There’s a nice selection of extras accompanying this pair of films, including:
SPECIAL EDITION CONTENTS
- High Definition (1080p) transfers of both films on one Blu-ray disc
- Original lossless Japanese mono audio on both films
- Optional English subtitles for both films
- Transparent Terrors, a newly filmed interview with critic and genre scholar Kim Newman on the history of the “Invisible Man” in cinema
- Theatrical trailer for The Invisible Man Appears
- Image galleries for both films
- Reversible sleeve featuring new and original artwork by Graham Humphreys
FIRST PRESSING ONLY: Illustrated collectors’ booklet featuring new writing by Keith Allison, Hayley Scanlon, and Tom Vincent
The pair of films are well acted and intriguing on many levels, this being the first time they have been released outside Japan. They are a fascinating view of Japanese culture at the time, whether genuine or contrived. It is interesting to see how Japan is portrayed in both films with cinematography shot in a very American style. The visual imagery, laboratories bursting with invisibility ray generators, and bubbling glassware are highly entertaining. The special effects make for fascinating and absorbing viewing.

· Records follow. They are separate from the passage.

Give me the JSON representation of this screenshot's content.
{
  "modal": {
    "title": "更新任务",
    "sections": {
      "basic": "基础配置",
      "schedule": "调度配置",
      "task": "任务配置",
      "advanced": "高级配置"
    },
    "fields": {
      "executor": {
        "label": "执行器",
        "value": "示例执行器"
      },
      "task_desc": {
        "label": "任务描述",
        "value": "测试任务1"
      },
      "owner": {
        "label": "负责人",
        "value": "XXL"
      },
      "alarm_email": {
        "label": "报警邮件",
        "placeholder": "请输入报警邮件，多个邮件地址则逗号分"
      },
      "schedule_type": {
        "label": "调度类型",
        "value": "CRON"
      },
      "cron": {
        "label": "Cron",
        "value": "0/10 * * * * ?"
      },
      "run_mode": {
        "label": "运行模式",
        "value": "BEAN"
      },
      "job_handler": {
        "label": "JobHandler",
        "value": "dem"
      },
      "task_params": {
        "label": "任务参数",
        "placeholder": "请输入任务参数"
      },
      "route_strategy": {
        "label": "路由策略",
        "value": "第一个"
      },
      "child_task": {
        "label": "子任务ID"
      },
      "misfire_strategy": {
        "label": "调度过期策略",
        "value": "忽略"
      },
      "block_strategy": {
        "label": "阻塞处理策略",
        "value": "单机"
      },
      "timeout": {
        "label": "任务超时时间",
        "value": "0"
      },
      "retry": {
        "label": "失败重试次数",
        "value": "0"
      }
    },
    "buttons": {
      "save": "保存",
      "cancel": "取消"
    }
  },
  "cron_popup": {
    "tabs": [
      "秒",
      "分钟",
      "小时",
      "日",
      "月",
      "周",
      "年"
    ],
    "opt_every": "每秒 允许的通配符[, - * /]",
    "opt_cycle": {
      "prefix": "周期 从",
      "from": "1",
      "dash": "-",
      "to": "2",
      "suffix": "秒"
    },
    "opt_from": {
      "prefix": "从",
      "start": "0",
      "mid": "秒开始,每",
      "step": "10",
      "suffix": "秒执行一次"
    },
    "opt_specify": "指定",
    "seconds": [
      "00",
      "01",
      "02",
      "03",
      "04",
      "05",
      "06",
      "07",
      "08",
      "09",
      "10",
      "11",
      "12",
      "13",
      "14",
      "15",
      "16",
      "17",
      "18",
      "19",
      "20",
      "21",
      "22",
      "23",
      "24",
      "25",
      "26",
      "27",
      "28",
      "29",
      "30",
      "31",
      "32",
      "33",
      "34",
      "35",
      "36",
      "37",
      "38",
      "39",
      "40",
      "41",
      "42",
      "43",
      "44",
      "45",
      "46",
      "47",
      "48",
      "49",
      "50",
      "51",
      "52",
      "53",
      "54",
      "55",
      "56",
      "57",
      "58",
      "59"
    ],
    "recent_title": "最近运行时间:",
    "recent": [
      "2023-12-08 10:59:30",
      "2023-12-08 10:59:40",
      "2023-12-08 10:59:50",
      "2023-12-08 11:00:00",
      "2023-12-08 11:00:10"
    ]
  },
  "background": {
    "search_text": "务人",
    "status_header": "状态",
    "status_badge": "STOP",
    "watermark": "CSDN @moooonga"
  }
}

If you enjoy discovering the history of film you will surely savor these curiosities, they are as much fun as you imagine. What is extremely apparent is the enthusiasm with which these films have been made. This is quite clearly demonstrated in the trailer. These films do feel like a labor of love, all involved are excited by their achievements and future possibilities. They have improved on their technics between the two films raising the bar in the quality of the trickery. making for a double bill of whimsical enjoyment.